Exhibition

Jim Allen
News & Poetry for Chainsaws

3 Jul – 1 Aug 2009

Above: Jim Allen, 'Poetry for Chainsaws', installation view, Artspace, Sydney, 2009. Photo: Silversalt.
Location
Artspace
43–51 Cowper Wharf Roadway
Woolloomooloo NSW 2011
Sydney Australia

In 1976 Jim Allen made a number of performance works in Adelaide during a period of residency at the Experimental Art Foundation, including on one night in April both Poetry for Chainsaws and Newspaper. At the time Allen was a crucial figure as artist and educator in the development of ephemeral, post-object practices in New Zealand. He subsequently spent a decade in Sydney as founding head of the School of Art at Sydney College of the Arts and was a central figure in the foundation of Artspace.

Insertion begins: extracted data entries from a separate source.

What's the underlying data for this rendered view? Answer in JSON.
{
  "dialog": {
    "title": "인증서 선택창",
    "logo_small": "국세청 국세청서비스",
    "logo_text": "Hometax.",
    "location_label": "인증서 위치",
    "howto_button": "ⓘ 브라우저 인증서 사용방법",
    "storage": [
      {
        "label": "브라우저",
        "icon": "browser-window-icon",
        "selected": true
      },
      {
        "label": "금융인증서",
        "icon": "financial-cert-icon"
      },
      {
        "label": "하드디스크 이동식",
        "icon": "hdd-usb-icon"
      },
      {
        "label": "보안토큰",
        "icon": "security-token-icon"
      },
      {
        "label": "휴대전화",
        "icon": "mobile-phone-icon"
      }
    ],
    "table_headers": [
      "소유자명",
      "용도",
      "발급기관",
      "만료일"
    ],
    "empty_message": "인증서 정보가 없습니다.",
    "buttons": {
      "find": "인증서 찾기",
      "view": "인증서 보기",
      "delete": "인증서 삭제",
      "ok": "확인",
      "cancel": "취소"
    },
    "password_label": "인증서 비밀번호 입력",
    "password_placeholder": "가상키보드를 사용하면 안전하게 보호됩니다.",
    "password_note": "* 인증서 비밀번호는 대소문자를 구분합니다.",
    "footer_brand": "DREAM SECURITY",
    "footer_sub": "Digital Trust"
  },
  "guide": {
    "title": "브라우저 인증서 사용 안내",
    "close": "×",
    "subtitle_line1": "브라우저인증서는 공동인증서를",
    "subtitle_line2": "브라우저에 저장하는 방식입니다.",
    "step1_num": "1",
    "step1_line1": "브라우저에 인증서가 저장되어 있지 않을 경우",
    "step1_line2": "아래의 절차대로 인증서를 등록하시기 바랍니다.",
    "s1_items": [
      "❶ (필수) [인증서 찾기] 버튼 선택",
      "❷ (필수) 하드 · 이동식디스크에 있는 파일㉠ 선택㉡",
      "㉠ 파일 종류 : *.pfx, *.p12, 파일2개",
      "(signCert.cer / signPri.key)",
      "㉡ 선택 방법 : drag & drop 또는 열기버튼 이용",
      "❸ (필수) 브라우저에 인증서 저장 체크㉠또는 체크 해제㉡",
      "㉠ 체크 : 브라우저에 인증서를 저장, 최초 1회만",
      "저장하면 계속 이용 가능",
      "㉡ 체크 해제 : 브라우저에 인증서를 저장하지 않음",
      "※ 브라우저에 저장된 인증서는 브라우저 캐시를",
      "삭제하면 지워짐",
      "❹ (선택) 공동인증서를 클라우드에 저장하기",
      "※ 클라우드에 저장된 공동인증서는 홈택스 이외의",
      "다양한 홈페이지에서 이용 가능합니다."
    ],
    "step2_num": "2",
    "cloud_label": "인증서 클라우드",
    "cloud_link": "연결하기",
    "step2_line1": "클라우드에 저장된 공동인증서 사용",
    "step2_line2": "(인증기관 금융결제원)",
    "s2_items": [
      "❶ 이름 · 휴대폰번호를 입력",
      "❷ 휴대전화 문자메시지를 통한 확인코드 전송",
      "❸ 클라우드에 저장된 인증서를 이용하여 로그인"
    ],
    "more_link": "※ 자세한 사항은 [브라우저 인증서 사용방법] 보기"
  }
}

More recently Allen, based again in Auckland, has been developing new work alongside occasional restagings of some of the 1970s works increasingly recognised as central in the history of experimental practice in both Australia and New Zealand. Poetry for Chainsaws - which consists of the artist reading Allen Ginsberg's Howl amongst three chainsaws left running on the gallery floor around him - was restaged in 2006 at the Michael Lett Gallery, Auckland, and in 2007 at the St Paul Street Gallery, Auckland. Newspaper has been repeated several times. Allen sits on an ordinary chair holding a daily newspaper in front of him leafing through the pages. With a sudden impetuousness and intense vehemence he crumples the newspaper to a paper ball. Then he unfolds it again and starts reading again, before he crumples it up again as if taken by a new outburst of rage. More and more paper shreds reel to the ground, the newspaper deteriorates more and more and in the end is all but a rag whose leftovers curl around Allen's feet.

Here Artspace exhibited filmic records of these works operating as new iterations of the original pieces, as independent works in and of themselves, and as manifestations of the potent currency of the recent past in contemporary practices located in the insistence presentness of the restaged event.